Birincisi, 1975’te erken genel seçime kalmasın diye kuruldu, ortaklar anlaşamadığı için üst düzey bürokrat atamalarının yapılamadığı dönemler oldu.

İşleri yürütecek uzlaşı kültürü gelişmedikçe koalisyon hükümeti kurmayı kolaylaştırmak hangi sorunu çözecek?

Bugün parlamenter sistem için birlikte hareket eden muhalefetten bir kabine çıkarmaya çalışsak mesela...

Milli Savunma Bakanlığı ve Suriye-Kuzey Irak operasyonlarında HDP ile İYİ Parti anlaşabilir mi?

Davutoğlu, partisi için Dışişleri’ni isterse ne olur?

FETÖ ile mücadelede kritik olan Adalet ve İçişleri bakanlıkları nasıl dağılır?

Bu sorular, mevcut sistemi daha işler hale getirmeyi ya da yeni bir sistemi tartışmayalım diye sorulmadı.

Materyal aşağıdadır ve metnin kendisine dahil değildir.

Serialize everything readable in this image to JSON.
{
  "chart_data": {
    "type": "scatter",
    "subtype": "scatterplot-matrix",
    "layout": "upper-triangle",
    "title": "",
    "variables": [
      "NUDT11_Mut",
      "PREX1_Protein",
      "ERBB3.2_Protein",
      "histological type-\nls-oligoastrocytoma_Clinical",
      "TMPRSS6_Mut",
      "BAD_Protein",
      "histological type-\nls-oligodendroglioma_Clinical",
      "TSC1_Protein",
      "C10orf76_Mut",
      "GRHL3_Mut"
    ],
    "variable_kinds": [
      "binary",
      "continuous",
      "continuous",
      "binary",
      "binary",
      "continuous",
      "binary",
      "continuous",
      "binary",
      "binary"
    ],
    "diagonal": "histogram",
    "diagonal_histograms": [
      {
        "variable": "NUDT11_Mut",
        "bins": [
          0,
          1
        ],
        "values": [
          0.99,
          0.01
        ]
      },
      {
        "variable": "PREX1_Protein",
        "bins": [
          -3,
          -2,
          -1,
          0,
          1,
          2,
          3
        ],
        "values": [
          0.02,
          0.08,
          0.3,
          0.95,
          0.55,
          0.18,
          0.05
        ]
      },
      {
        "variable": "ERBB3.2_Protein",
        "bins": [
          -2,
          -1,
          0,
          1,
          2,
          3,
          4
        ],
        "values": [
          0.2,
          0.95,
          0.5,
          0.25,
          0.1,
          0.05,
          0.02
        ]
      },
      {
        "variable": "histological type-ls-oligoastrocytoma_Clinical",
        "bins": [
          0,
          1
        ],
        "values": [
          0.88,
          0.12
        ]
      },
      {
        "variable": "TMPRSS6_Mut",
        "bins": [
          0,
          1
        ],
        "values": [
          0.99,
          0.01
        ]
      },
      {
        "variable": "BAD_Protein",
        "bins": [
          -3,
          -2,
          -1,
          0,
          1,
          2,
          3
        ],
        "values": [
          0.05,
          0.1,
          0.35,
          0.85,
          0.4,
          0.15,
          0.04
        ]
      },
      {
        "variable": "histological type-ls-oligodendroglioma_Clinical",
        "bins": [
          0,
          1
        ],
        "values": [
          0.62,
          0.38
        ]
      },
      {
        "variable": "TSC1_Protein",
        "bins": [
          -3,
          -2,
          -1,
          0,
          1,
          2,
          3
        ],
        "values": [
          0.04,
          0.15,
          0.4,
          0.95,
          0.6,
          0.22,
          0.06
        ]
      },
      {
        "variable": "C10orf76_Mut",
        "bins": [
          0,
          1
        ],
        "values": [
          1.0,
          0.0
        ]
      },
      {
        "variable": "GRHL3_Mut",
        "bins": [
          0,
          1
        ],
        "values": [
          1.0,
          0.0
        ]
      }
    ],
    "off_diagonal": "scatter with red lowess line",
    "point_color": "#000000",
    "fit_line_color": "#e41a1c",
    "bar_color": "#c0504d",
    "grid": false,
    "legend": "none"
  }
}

Hareket noktası daha fazla demokrasi olmayan, genel başkanların milletvekili atamasına dokunmayan, hükümetlerin Meclis’te yıkılmasını zorlaştırmaya yarayan rasyonelleştirilmiş parlamentarizm yolundan giderek varacağımız yer neresi olur, onu çok iyi düşünelim diye soruldu.